Une enveloppe ainsi allouée en 2018 avait été jugée « insignifiante » par le Bureau du conseil d’administration de la Maison de la presse, dans un communiqué rendu public le 11 décembre 2019. Dans ce même communiqué, la faîtière des organisations des médias nigériens a demandé à l’Etat de « rehausser l’enveloppe allouée pour le soutien aux organes des médias et aux journalistes, de créer les conditions permettant l’émergence de véritables entreprises de presse, de réviser la loi sur le Conseil supérieur de la communication, notamment à son article 10 qui consacre désormais que le soutien aux entreprises de presse est indirect ».

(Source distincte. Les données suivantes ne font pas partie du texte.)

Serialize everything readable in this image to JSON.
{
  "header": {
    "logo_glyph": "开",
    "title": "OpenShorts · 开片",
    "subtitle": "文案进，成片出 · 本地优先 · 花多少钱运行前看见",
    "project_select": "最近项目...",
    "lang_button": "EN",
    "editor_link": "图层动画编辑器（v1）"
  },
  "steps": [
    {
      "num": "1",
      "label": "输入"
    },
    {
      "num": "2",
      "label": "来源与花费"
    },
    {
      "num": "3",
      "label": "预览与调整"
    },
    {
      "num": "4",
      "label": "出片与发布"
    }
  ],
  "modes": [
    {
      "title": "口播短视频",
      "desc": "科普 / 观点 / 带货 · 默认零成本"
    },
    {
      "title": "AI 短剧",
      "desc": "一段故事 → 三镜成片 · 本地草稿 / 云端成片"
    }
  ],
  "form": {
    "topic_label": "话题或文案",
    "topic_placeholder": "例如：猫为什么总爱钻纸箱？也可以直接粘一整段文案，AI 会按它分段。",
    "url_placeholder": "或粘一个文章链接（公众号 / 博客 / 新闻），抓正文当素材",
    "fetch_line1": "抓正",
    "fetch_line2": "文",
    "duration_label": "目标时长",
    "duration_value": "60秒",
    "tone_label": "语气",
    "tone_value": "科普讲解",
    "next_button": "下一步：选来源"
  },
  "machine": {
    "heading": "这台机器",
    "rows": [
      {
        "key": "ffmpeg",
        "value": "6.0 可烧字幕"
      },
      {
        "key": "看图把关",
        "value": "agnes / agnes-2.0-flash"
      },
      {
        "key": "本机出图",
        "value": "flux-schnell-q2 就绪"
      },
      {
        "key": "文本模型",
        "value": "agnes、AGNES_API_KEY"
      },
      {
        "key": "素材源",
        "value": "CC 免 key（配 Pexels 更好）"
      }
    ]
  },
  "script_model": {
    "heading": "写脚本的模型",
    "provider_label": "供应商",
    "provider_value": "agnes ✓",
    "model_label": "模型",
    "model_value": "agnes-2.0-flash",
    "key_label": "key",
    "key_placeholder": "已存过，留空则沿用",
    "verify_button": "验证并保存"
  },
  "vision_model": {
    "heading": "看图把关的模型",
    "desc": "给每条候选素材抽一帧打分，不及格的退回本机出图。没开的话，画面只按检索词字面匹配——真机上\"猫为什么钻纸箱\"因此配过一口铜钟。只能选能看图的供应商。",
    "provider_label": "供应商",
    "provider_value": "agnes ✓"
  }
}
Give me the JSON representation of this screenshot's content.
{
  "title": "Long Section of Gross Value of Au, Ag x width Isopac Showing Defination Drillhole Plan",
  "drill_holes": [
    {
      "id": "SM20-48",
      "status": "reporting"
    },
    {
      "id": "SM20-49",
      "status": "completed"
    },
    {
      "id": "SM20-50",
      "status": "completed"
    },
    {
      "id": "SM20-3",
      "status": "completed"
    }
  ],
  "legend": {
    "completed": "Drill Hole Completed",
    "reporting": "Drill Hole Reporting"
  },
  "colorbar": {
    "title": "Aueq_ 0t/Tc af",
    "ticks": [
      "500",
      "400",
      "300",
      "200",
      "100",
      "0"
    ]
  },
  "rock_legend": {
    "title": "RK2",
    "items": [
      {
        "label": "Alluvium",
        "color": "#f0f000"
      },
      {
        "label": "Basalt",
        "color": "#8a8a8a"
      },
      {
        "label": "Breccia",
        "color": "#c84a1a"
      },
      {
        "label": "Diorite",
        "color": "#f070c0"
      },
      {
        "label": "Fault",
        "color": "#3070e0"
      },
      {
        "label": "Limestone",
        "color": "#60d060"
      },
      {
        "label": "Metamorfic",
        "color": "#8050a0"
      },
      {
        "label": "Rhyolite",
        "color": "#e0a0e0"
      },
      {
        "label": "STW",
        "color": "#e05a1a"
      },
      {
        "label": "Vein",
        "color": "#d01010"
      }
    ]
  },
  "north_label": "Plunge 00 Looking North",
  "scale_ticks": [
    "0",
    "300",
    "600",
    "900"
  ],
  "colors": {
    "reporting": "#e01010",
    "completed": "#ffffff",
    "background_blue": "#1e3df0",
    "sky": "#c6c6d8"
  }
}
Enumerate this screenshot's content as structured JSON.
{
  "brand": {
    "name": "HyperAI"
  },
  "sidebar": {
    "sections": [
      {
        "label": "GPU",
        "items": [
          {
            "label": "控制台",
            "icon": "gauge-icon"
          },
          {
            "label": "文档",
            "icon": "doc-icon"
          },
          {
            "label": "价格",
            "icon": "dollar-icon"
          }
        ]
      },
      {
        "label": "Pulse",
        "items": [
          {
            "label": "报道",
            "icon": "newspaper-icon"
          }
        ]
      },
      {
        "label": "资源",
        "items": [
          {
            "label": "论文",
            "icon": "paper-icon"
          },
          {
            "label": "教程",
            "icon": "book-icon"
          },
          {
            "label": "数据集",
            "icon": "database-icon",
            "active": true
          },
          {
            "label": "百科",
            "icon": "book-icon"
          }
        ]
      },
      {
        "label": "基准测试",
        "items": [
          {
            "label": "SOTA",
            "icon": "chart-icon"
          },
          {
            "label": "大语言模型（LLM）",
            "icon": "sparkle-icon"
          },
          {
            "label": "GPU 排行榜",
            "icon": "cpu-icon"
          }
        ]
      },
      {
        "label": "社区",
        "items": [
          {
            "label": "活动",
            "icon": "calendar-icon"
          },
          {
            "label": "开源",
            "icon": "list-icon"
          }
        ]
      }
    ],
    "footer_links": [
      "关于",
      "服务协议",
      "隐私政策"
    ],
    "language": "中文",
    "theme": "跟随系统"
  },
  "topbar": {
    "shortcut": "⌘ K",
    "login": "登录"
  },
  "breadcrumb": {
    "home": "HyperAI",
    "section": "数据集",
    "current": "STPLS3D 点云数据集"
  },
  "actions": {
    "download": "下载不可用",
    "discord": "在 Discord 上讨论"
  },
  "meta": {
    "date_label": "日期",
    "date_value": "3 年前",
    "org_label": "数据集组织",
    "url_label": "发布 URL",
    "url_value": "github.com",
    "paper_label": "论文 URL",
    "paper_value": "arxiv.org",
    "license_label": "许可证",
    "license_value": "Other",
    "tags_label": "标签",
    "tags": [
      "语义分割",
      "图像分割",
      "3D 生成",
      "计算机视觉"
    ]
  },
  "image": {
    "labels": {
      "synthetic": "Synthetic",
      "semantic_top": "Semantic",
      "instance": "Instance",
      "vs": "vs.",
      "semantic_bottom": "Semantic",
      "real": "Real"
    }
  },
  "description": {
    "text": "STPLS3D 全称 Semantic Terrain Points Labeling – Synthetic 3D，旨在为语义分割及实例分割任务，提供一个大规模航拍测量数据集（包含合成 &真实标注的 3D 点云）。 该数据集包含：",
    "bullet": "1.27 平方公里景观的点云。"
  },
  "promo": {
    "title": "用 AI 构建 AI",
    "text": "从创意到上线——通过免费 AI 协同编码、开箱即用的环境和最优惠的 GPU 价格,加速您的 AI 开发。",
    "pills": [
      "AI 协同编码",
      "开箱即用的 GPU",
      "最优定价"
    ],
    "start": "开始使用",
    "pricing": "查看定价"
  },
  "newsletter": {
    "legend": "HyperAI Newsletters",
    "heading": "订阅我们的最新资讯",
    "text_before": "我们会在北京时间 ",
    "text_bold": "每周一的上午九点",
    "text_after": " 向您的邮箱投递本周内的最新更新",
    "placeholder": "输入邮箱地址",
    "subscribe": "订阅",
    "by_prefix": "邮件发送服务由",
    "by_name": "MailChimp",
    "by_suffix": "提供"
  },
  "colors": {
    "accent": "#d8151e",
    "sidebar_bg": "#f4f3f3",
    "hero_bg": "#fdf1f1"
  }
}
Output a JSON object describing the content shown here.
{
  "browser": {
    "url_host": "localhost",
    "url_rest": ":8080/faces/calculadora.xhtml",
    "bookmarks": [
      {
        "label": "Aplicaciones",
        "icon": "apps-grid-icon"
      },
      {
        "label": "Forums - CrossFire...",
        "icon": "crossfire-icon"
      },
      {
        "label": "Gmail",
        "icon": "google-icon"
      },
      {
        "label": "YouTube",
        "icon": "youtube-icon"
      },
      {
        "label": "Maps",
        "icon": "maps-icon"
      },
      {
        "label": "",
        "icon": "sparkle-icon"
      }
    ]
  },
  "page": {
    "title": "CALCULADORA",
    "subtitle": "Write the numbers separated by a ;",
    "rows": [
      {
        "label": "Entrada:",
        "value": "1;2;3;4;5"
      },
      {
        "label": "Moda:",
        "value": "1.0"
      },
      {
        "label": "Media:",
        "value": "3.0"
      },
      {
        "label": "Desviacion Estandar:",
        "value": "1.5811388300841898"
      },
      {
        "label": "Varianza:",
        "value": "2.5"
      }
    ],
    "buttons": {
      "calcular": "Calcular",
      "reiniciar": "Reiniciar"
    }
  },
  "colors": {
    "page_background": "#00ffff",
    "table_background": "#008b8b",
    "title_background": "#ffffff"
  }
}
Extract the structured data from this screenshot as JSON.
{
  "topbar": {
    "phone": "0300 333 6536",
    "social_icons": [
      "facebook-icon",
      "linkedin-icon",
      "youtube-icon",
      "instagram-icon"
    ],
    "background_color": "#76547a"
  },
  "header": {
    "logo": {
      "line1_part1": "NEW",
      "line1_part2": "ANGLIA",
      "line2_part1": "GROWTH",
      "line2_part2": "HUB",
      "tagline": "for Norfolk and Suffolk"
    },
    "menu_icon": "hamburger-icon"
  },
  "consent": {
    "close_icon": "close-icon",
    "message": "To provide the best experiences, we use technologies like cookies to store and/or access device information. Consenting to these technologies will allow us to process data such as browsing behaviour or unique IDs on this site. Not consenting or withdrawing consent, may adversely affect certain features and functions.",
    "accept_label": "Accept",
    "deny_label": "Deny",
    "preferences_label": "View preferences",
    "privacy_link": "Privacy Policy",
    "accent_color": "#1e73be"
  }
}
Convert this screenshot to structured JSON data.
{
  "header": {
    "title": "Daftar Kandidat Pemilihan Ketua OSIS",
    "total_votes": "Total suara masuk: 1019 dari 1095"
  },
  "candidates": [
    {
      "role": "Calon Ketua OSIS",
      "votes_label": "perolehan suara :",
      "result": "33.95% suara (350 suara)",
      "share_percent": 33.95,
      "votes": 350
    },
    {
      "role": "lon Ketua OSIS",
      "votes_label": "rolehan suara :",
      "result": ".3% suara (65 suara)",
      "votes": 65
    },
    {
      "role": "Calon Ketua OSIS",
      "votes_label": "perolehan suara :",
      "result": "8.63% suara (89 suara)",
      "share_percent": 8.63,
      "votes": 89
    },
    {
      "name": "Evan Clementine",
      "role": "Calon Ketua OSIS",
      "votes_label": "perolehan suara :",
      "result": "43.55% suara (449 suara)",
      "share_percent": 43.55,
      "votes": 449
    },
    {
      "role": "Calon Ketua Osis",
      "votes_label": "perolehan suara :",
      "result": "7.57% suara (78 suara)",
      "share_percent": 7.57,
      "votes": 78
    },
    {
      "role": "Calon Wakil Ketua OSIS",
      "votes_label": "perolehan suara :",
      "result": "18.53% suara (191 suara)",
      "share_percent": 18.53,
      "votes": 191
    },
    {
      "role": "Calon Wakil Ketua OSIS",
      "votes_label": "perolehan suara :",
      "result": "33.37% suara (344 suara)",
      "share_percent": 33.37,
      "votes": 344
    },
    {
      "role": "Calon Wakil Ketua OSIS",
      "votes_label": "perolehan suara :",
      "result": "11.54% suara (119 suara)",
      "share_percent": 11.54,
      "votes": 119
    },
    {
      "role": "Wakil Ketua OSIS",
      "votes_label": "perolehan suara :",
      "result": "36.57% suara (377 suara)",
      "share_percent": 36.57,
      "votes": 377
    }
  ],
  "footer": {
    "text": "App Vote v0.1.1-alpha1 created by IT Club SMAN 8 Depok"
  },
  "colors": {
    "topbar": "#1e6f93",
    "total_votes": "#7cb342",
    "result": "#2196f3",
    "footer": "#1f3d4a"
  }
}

Selon nos informations, entre autres raisons qui auraient conduit l’Etat à réviser les dispositions de l’article 10 de la loi sur le CSC pour que l’attribution de l’aide à la presse se fasse de manière indirecte, c’est de permettre aux journalistes de bénéficier directement de cette aide à travers des formations qualifiantes et aux entreprises de presse de pouvoir s’équiper résolument,
Cette modification à l’article 10 de la loi sur le Conseil supérieur de la communication n’a malheureusement pas requis l’assentiment de l’écrasante majorité des promoteurs des médias privés qui estiment que l’autorité de régulation ne doit pas s’ingérer dans la gestion des subventions accordées aux entreprises de presse du moment où la loi a déjà prévu un mécanisme de contrôle à travers la Cour des comptes.
Aujourd’hui encore, la question (Ndlr : l’attribution du fonds d’aide à la presse de manière indirecte) continue à faire grincer les dents au niveau des promoteurs des médias privés (Radio, télévision et presse écrite).
Cette situation expliquerait, selon toujours nos informations, le fait qu’il y a moins d’engouement au niveau des entreprises de presse à candidater pour l’obtention du fonds d’aide à la presse. A cela, s’ajoute pour certains promoteurs des médias et même la Maison de la presse, « la rigidité des conditions d’éligibilité et les critères d’attribution, appliqués pour l’obtention du fonds d’aide à la presse ».
Aussi, dans les vagues qu’a soulevées l’attribution du fonds d’aide à la presse au titre de l’année 2018 dans le rang de promoteurs des médias, « le caractère indirect de cette aide » et le manque de ‘’souplesse’’ des critères d’éligibilité et d’attribution de ce fonds, ont conduit certains responsables d’organes de presse à s’attaquer vertement au Conseil supérieur de la communication.
Dans le feu de l’action, ces promoteurs avaient annoncé « le dépôt d’une plainte contre le CSC devant le Conseil d’Etat ». Bon nombre de ces responsables des médias, a-t-on appris, se seraient abstenus à faire acte de candidature pour l’obtention du fonds d’aide à la presse au titre des années 2019-2020.
A l’allure où vont les choses avec cette formule de « l’octroi indirect du fonds d’aide à la presse », l’on risque de ne plus avoir des organes de presse candidats à ce fonds. Du coup, l’objectif recherché à travers l’attribution de ce fonds par l’Etat, celui d’aider les organes des médias privés à devenir des véritables entreprises de presse, ne sera jamais atteint.
Au gouvernement, à travers le CSC, les organes de médias et la Maison de la presse, de se pencher sérieusement sur la question, afin qu’une solution intermédiaire soit trouvée quant à l’attribution de cette aide aux médias. Sinon revenir au statu quo ante puisque lorsqu’une réforme s’avère inopérante, il savoir tirer toutes les conséquences.